Et que cela nous donne de moins mourir
ou simplement de n’être pas sans fond,
comme de pathétiques outres
qui n’ont pas su contenir leur vin.

Trop s’attacher à soi-même
c’est déranger les figures visibles
et barbouiller les invisibles
du goudron misérable de nos colères.

Il faut s’attacher ailleurs,
là par exemple où les lignes reculent
où les mains se gantent
pour éviter le toucher sans retour.

Ou là, au moins,
où nous sentons comment s’usent
la peau tenace de la pensée,
les sécrétions de tous les amours
et les semelles métaphysiques
de nos ultimes souliers.

Il faut s’attacher ailleurs.

*

Insistir demasiado en sí mismo
es gastar sin sensatez la sustancia del mundo
y abusar de la luz y sus reflejos ,
del prorrateo abierto del mirar,
del reparto de los colores
y también del corazón de las tinieblas.

Tal vez fuera preciso
moderar, recortar el existir
y retener la prepotencia de ser uno.
Y que eso nos permitiese morir menos
o simplemente no quedarnos sin fondo,
como patéticos odres
que no supieron contener su vino.

Insistir demasiado en sí mismo
es trastocar las figuras visibles
y embadurnar las invisibles
con el menguado alquitrán de nuestra furia.

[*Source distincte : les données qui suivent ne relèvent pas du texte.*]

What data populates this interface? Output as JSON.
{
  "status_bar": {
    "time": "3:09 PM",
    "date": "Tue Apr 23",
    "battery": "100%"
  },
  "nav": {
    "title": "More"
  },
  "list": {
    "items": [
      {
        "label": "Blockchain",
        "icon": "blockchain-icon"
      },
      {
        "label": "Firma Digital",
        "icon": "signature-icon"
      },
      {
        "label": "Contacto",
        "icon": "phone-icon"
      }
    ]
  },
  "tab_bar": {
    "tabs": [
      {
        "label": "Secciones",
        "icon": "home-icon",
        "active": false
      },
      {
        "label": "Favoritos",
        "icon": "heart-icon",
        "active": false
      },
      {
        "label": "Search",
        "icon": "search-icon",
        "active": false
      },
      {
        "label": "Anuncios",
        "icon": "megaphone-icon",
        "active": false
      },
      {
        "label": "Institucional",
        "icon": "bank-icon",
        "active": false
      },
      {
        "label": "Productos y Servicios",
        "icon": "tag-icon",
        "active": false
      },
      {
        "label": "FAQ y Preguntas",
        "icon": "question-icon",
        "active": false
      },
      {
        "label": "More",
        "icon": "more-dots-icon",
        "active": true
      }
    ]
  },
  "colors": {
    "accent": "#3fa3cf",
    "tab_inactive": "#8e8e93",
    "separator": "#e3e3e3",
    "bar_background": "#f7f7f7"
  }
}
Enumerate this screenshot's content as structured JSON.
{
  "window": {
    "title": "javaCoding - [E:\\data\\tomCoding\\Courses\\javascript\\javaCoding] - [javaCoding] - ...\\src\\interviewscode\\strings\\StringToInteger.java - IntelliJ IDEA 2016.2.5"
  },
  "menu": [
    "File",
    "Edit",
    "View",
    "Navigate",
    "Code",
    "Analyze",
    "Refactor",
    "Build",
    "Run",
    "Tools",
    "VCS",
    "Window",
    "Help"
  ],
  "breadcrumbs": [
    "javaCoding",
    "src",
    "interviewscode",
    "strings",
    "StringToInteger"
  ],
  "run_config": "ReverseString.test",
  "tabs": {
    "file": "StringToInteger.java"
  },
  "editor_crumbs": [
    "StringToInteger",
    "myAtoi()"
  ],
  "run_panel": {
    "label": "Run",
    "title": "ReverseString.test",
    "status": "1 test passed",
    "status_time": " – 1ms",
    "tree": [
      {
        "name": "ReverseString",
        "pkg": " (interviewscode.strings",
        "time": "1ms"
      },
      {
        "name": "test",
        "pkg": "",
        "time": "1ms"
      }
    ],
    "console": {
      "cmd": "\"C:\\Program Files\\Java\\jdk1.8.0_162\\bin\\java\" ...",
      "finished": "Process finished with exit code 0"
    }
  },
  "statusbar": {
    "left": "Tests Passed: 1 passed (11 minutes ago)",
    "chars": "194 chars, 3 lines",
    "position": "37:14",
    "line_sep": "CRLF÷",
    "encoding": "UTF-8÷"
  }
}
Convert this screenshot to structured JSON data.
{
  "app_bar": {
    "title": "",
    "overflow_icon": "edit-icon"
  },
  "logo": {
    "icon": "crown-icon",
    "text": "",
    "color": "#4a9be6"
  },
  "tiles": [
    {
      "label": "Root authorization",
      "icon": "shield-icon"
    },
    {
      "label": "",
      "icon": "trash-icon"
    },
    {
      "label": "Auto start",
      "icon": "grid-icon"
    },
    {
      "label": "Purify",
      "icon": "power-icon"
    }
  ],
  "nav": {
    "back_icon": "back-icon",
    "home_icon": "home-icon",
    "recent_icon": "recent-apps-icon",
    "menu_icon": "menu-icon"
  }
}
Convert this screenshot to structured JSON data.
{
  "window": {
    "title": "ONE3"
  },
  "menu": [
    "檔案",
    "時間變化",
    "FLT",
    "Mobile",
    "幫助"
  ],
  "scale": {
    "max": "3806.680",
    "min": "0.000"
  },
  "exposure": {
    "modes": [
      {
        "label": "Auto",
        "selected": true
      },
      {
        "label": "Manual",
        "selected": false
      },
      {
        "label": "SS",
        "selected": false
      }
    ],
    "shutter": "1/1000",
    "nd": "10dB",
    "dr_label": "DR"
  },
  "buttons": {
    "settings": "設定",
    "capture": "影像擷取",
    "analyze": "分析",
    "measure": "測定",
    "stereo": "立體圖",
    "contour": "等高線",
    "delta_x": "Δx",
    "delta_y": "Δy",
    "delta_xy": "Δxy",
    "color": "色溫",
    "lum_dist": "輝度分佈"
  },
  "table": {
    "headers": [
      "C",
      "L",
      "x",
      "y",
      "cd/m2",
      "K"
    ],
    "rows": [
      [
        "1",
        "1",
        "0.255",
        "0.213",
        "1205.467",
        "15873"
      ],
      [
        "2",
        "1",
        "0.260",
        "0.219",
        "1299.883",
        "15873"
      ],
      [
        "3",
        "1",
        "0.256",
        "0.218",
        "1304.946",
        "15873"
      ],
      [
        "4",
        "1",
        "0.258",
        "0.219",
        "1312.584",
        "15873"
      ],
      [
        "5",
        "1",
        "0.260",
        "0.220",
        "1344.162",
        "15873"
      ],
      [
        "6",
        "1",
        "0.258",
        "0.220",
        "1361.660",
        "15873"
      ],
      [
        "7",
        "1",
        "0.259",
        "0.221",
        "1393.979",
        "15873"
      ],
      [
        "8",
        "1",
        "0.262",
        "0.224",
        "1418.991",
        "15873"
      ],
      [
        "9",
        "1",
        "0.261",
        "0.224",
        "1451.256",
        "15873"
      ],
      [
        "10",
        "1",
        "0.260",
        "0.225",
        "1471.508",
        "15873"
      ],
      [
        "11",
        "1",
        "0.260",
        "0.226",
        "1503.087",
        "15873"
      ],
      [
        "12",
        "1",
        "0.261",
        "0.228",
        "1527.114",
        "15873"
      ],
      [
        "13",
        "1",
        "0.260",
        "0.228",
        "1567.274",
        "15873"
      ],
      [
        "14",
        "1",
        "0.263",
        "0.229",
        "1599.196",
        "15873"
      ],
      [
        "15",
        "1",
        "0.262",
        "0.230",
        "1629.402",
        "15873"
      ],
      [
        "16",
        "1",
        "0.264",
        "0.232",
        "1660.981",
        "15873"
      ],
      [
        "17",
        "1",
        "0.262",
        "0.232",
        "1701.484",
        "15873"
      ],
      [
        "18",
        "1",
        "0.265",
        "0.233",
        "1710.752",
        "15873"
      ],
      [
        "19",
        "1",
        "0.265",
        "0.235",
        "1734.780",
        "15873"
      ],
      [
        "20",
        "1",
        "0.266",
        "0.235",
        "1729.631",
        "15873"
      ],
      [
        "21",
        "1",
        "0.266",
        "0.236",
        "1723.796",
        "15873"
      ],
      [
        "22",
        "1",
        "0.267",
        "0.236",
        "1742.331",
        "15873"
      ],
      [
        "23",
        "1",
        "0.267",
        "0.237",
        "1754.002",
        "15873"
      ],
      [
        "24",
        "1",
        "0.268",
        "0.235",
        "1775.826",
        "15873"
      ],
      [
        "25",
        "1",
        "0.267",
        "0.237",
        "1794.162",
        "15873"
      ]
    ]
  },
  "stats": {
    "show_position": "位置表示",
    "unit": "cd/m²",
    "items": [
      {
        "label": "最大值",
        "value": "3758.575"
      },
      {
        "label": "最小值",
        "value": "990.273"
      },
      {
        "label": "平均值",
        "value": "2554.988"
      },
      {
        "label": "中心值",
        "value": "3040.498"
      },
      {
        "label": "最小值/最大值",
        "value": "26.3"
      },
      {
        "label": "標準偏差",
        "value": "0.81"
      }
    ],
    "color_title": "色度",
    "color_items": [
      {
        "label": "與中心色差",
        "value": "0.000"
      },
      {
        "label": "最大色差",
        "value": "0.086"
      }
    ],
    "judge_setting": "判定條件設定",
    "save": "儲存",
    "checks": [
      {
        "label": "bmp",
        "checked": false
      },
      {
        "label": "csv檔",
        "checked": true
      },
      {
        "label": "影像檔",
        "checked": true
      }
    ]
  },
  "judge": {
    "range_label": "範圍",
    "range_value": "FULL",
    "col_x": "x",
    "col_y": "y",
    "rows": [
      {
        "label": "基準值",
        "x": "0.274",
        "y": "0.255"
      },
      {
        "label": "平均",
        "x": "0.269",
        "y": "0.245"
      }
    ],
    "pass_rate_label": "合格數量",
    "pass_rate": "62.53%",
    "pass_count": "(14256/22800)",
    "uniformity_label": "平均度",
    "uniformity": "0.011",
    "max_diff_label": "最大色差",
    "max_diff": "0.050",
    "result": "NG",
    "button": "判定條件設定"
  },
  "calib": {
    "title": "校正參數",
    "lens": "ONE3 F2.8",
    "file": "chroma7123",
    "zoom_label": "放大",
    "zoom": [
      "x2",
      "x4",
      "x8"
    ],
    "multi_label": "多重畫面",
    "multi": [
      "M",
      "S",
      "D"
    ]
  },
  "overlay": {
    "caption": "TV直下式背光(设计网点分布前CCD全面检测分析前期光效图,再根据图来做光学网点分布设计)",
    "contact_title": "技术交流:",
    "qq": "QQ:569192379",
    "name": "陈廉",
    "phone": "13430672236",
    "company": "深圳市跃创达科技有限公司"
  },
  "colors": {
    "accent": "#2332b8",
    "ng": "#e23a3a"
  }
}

Es preciso insistir en otra parte,
por ejemplo, allí donde las líneas retroceden
y las manos se enguantan
para evitar las manos sin regreso.
O allá, por lo menos,
donde sentimos cómo se desgastan
la piel tenaz del pensamiento,
las secreciones de todos los amores
y las suelas metafísicas
de nuestros últimos zapatos.

Sí. Es preciso insistir en otra parte.

***

Roberto Juarroz (1925-1995)Novena poesía vertical (1987) – Poésie verticale (Fayard, 1989) – Traduit de l’espagnol (Argentine) par Roger Munier.